Pour une famille installée à Dakhla ou à Tata, chaque réglage suppose en temps normal un déplacement vers Rabat, avec son coût et son organisation. La fondation a présenté le dispositif ConnectCare, qui permet d’effectuer certains réglages à distance, en temps réel, via une connexion sécurisée. Un enfant implanté dans le Souss ou dans les provinces du Sud peut ainsi bénéficier d’un suivi sans déplacement systématique vers la capitale. La Fondation a également développé une application d’orthophonie à distance, placée sous la direction de Aouatif Hayar, ingénieure au sein de l’institution, destinée à permettre la poursuite des séances de rééducation avec davantage de régularité entre deux visites.
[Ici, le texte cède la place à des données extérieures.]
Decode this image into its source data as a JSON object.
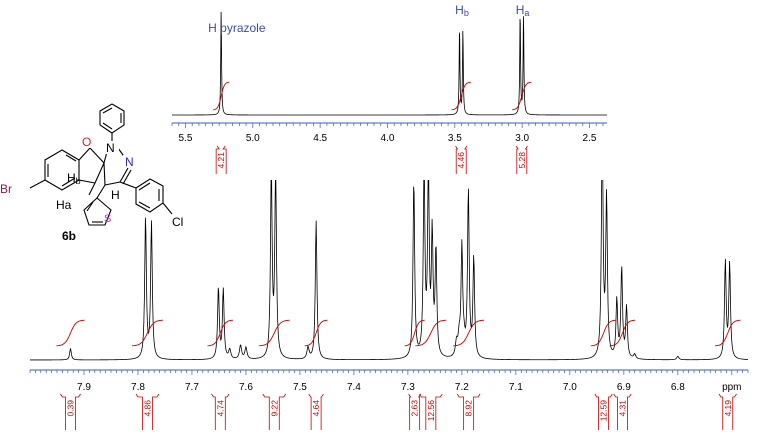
{
  "chart_data": [
    {
      "type": "line",
      "title": "",
      "xlabel": "ppm",
      "ylabel": "",
      "xlim": [
        8.0,
        6.67
      ],
      "x_ticks": [
        "7.9",
        "7.8",
        "7.7",
        "7.6",
        "7.5",
        "7.4",
        "7.3",
        "7.2",
        "7.1",
        "7.0",
        "6.9",
        "6.8",
        "ppm"
      ],
      "x_tick_values": [
        7.9,
        7.8,
        7.7,
        7.6,
        7.5,
        7.4,
        7.3,
        7.2,
        7.1,
        7.0,
        6.9,
        6.8,
        6.7
      ],
      "reversed_axis": true,
      "grid": false,
      "baseline_noise_points": [
        [
          7.63,
          0.04
        ],
        [
          7.61,
          0.06
        ],
        [
          7.6,
          0.05
        ],
        [
          7.485,
          0.05
        ],
        [
          7.205,
          0.08
        ],
        [
          7.21,
          0.06
        ],
        [
          7.196,
          0.05
        ],
        [
          6.8,
          0.015
        ],
        [
          6.88,
          0.02
        ]
      ],
      "peaks": [
        {
          "x": 7.925,
          "y": 0.05
        },
        {
          "x": 7.786,
          "y": 0.61
        },
        {
          "x": 7.775,
          "y": 0.59
        },
        {
          "x": 7.651,
          "y": 0.31
        },
        {
          "x": 7.642,
          "y": 0.3
        },
        {
          "x": 7.553,
          "y": 0.81
        },
        {
          "x": 7.545,
          "y": 0.81
        },
        {
          "x": 7.47,
          "y": 0.6
        },
        {
          "x": 7.289,
          "y": 0.77
        },
        {
          "x": 7.27,
          "y": 0.81
        },
        {
          "x": 7.262,
          "y": 0.79
        },
        {
          "x": 7.255,
          "y": 0.52
        },
        {
          "x": 7.248,
          "y": 0.46
        },
        {
          "x": 7.2,
          "y": 0.47
        },
        {
          "x": 7.188,
          "y": 0.72
        },
        {
          "x": 7.178,
          "y": 0.43
        },
        {
          "x": 6.94,
          "y": 1.0
        },
        {
          "x": 6.932,
          "y": 0.69
        },
        {
          "x": 6.913,
          "y": 0.25
        },
        {
          "x": 6.904,
          "y": 0.39
        },
        {
          "x": 6.895,
          "y": 0.22
        },
        {
          "x": 6.712,
          "y": 0.42
        },
        {
          "x": 6.704,
          "y": 0.41
        }
      ],
      "integrals": [
        {
          "center": 7.925,
          "from": 7.94,
          "to": 7.91,
          "value": "0.39"
        },
        {
          "center": 7.78,
          "from": 7.8,
          "to": 7.765,
          "value": "4.86"
        },
        {
          "center": 7.645,
          "from": 7.66,
          "to": 7.635,
          "value": "4.74"
        },
        {
          "center": 7.548,
          "from": 7.565,
          "to": 7.53,
          "value": "9.22"
        },
        {
          "center": 7.47,
          "from": 7.48,
          "to": 7.46,
          "value": "4.64"
        },
        {
          "center": 7.289,
          "from": 7.295,
          "to": 7.28,
          "value": "2.63"
        },
        {
          "center": 7.262,
          "from": 7.275,
          "to": 7.24,
          "value": "12.56"
        },
        {
          "center": 7.188,
          "from": 7.205,
          "to": 7.17,
          "value": "8.92"
        },
        {
          "center": 6.936,
          "from": 6.95,
          "to": 6.925,
          "value": "12.59"
        },
        {
          "center": 6.904,
          "from": 6.915,
          "to": 6.89,
          "value": "4.31"
        },
        {
          "center": 6.708,
          "from": 6.72,
          "to": 6.695,
          "value": "4.19"
        }
      ]
    },
    {
      "type": "line",
      "title": "",
      "xlabel": "",
      "ylabel": "",
      "xlim": [
        5.6,
        2.37
      ],
      "x_ticks": [
        "5.5",
        "5.0",
        "4.5",
        "4.0",
        "3.5",
        "3.0",
        "2.5"
      ],
      "x_tick_values": [
        5.5,
        5.0,
        4.5,
        4.0,
        3.5,
        3.0,
        2.5
      ],
      "reversed_axis": true,
      "grid": false,
      "peaks": [
        {
          "x": 5.235,
          "y": 1.0
        },
        {
          "x": 3.465,
          "y": 0.82
        },
        {
          "x": 3.44,
          "y": 0.8
        },
        {
          "x": 3.015,
          "y": 0.97
        },
        {
          "x": 2.99,
          "y": 0.95
        }
      ],
      "integrals": [
        {
          "center": 5.235,
          "from": 5.25,
          "to": 5.22,
          "value": "4.21"
        },
        {
          "center": 3.453,
          "from": 3.48,
          "to": 3.425,
          "value": "4.46"
        },
        {
          "center": 3.003,
          "from": 3.03,
          "to": 2.975,
          "value": "5.28"
        }
      ],
      "annotations": [
        {
          "text": "H pyrazole",
          "x": 5.235
        },
        {
          "text_main": "H",
          "text_sub": "b",
          "x": 3.453
        },
        {
          "text_main": "H",
          "text_sub": "a",
          "x": 3.003
        }
      ]
    }
  ],
  "molecule": {
    "compound_label": "6b",
    "atoms": {
      "Br": "Br",
      "O": "O",
      "N1": "N",
      "N2": "N",
      "S": "S",
      "Cl": "Cl",
      "Hb_main": "H",
      "Hb_sub": "b",
      "Ha": "Ha",
      "H": "H"
    },
    "colors": {
      "bromine": "#8b1a4a",
      "oxygen": "#e02020",
      "nitrogen": "#2a2ad0",
      "sulfur": "#e020e0",
      "chlorine": "#000000"
    }
  },
  "colors": {
    "spectrum": "#000000",
    "integral": "#cc0000",
    "axis": "#3a5bbf",
    "annotation": "#3b4bb3"
  }
}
Les autres annonces de la journée
Le 16 juin a aussi été marqué par plusieurs annonces institutionnelles, en marge du Patient Day. La Princesse Lalla Asmaa a procédé au lancement du programme «La prothèse auditive pour tous», destiné aux Marocains en situation de précarité, sans condition d’âge. Un dispositif qui élargit l’action de la Fondation, jusque-là centrée sur l’implant cochléaire, à l’ensemble des formes de surdité traitables par une prothèse classique.
Trois conventions de coopération ont par ailleurs été signées: avec le ministère de la Solidarité, de l’Insertion sociale et de la Famille, représenté par sa ministre Naima Ben Yahia; avec la Fondation Mohammed VI de promotion des œuvres sociales de l’Éducation-Formation, représentée par son président Youssef El Bakkali; avec les Groupements sanitaires territoriaux de Tanger, de Rabat et de Casablanca, représentés respectivement par Younes Aggouri, Brahim Lakhal et Hicham Affif. La clé du futur site de l’université de la Fondation Lalla Asmaa a également été remise par le directeur délégué de la Fondation Mohammed VI des Sciences et de la Santé, tandis que le projet de statuts de cet établissement a été transmis par le ministre de l’Enseignement supérieur.
Ce dispositif élargi est financé par la Fondation dans le cadre de son programme Nasmaa, qui revendique au total l’implantation de 950 enfants marocains et de plus de 371 enfants dans 22 pays, via trois centres à Rabat, Tanger et Meknès.